Ocean currents swirling around the islets of the Broughton Archipelago created an upwelling of nutrients that attracted an abundance of seabirds and marine mammals on this crisp fall morning in British Columbia. Humpback whales, eagles, red phalaropes, common murres, gulls, harbor seals, and Steller sea lions worked the currents. Pacific white-sided dolphins arrived to play in our bow wake and urge National Geographic Sea Lion to go faster! Their sleek bodies leaping from the sea brought a joyful challenge to our photographers. Today we are traveling through the traditional territory of the Kwakwaka’wakw First Nations, and I can easily imagine the great canoes moving between villages along these rocky shores a hundred years ago.

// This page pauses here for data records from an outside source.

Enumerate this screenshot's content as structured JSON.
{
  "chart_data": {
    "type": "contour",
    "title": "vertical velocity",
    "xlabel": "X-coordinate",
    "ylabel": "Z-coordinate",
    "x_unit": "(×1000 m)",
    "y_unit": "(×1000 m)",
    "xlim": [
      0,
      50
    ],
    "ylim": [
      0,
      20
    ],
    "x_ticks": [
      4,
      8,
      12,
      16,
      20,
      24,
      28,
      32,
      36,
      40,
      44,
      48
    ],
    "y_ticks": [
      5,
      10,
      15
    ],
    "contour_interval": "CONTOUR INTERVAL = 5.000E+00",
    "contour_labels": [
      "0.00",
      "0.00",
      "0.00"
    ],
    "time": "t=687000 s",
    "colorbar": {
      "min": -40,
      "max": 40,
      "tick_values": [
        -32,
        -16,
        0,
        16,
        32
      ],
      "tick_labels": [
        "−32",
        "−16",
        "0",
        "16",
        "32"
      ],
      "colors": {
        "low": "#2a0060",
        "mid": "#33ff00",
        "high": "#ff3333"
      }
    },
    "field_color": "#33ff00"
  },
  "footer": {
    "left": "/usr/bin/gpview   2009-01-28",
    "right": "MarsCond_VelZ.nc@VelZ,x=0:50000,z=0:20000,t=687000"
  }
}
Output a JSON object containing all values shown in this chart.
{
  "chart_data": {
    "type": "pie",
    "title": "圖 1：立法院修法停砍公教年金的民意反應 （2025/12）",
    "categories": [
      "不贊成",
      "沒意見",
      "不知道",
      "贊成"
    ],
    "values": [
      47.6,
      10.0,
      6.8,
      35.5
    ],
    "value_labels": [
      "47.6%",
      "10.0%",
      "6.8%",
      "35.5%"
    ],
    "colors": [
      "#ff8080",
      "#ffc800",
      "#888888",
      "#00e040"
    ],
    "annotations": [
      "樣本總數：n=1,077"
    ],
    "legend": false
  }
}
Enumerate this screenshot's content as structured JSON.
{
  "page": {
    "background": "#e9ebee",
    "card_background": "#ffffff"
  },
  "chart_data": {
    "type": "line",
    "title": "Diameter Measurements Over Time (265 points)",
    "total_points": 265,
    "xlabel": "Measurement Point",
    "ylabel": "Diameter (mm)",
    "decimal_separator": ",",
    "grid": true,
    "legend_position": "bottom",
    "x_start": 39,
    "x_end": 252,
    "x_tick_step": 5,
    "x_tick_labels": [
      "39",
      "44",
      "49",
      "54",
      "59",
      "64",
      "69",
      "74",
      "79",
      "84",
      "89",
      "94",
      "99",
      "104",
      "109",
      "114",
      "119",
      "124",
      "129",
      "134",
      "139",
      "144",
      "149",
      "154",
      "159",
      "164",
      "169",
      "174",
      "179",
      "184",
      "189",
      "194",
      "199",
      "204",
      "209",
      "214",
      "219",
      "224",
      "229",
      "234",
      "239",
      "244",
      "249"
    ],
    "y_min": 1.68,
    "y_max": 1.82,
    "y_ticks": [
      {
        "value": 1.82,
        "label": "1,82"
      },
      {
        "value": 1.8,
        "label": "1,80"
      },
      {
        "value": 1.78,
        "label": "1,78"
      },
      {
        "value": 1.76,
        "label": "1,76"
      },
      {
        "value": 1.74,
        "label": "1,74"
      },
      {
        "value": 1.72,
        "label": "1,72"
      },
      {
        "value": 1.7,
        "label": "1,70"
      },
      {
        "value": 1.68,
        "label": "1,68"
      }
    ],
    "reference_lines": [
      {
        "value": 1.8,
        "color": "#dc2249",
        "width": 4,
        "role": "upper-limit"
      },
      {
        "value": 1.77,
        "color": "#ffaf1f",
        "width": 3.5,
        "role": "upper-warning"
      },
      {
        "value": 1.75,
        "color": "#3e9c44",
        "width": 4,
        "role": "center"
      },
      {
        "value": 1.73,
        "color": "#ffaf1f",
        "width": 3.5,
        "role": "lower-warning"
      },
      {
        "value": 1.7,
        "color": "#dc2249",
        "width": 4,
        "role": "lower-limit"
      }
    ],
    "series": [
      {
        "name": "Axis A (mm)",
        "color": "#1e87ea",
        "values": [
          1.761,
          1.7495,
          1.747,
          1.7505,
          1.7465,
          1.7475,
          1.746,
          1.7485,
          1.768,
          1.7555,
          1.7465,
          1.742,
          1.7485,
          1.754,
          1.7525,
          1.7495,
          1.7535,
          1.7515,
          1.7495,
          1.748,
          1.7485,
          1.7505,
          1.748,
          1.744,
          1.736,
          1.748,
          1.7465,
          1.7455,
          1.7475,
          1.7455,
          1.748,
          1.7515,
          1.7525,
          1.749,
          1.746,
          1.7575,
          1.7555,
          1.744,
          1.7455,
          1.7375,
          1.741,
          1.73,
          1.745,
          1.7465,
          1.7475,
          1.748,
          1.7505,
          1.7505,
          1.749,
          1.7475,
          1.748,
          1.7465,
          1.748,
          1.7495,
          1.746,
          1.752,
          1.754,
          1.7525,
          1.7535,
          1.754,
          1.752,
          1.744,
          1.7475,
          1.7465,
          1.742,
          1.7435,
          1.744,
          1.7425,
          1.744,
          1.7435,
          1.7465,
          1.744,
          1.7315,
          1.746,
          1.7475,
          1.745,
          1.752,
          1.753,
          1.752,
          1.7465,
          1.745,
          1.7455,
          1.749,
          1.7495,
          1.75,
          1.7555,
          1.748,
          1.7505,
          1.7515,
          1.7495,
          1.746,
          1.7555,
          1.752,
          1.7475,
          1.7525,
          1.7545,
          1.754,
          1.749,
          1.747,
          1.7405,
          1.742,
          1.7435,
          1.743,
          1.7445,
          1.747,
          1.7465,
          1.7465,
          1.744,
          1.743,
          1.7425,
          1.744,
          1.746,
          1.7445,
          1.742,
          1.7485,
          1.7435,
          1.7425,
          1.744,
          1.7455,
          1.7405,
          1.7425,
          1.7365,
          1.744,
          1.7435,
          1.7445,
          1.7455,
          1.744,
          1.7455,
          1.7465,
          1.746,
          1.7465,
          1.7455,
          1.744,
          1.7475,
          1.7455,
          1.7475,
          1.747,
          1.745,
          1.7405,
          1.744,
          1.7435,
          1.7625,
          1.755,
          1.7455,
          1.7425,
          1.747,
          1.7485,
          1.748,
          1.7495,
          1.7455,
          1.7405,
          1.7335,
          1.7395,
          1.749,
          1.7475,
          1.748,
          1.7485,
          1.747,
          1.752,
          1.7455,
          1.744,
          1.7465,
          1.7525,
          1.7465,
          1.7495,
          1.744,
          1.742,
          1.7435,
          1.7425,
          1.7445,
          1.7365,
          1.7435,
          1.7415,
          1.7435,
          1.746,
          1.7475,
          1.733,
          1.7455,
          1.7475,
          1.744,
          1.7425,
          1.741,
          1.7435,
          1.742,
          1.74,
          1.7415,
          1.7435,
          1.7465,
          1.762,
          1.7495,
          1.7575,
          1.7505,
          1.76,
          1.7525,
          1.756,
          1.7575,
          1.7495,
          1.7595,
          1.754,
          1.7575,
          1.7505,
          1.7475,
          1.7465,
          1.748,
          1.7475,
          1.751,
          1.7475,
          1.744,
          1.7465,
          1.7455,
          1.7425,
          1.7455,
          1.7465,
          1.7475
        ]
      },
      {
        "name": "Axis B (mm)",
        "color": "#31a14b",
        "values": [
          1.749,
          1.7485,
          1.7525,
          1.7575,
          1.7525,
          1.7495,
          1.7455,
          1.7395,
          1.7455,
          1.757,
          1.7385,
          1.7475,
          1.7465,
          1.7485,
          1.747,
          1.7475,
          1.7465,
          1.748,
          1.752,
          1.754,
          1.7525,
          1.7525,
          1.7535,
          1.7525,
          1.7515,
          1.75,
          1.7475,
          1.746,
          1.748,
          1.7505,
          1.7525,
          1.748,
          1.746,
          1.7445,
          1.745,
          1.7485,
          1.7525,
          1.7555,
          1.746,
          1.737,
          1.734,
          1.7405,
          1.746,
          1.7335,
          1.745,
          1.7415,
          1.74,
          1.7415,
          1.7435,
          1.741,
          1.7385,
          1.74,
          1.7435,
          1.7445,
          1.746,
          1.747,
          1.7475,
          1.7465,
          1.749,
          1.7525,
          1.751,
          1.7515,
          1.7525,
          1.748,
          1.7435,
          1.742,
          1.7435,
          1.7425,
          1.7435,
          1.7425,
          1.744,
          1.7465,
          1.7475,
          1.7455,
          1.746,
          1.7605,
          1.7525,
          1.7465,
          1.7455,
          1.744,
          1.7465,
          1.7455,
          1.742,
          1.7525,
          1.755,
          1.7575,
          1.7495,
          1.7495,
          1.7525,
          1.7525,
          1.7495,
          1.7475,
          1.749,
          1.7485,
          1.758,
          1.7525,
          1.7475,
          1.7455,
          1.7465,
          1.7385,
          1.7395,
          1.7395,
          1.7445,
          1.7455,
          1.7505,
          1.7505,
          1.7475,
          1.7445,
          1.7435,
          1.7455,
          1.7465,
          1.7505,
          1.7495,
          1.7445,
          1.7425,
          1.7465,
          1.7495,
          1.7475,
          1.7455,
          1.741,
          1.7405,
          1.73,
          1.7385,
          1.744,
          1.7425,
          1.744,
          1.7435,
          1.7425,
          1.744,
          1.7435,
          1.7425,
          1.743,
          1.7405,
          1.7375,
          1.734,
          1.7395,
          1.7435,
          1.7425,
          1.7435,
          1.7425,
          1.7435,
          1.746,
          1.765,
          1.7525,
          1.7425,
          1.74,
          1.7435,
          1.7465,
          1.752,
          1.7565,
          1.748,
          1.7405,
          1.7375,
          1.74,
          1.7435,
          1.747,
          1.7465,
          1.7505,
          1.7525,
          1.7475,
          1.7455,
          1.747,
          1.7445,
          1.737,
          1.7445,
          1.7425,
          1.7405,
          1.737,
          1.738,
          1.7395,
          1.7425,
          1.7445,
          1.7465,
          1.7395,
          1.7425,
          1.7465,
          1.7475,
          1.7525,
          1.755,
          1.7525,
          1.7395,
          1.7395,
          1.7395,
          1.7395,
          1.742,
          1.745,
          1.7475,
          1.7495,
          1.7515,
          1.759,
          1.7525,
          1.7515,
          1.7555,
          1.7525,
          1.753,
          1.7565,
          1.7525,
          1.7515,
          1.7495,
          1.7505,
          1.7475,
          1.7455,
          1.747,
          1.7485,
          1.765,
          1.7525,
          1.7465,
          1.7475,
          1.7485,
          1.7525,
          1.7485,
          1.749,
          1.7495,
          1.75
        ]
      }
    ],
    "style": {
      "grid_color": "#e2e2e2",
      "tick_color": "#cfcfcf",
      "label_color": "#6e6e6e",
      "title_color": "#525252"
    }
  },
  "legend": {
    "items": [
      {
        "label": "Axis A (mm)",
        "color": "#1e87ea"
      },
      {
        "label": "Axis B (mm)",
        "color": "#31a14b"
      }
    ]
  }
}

As we pulled into the quaint and colorful town of Alert Bay, we noticed that the Canadian flags were lowered to half-mast today to honor Queen Elizabeth’s passing. One of the well-known local carvers, Bruce Alfred, welcomed us and gave us an orientation to the memorial poles in the old native cemetery on the waterfront. We explored the town’s waterfront, photographed the fishing boats and gardens, hiked through the forests, and visited the old cedars in Gator Gardens. Later, we anchored in a quiet cove and watched the full moon rise over the forest.

Photo caption: Visiting Broughton Archipelago and Alert Bay, British Columbia.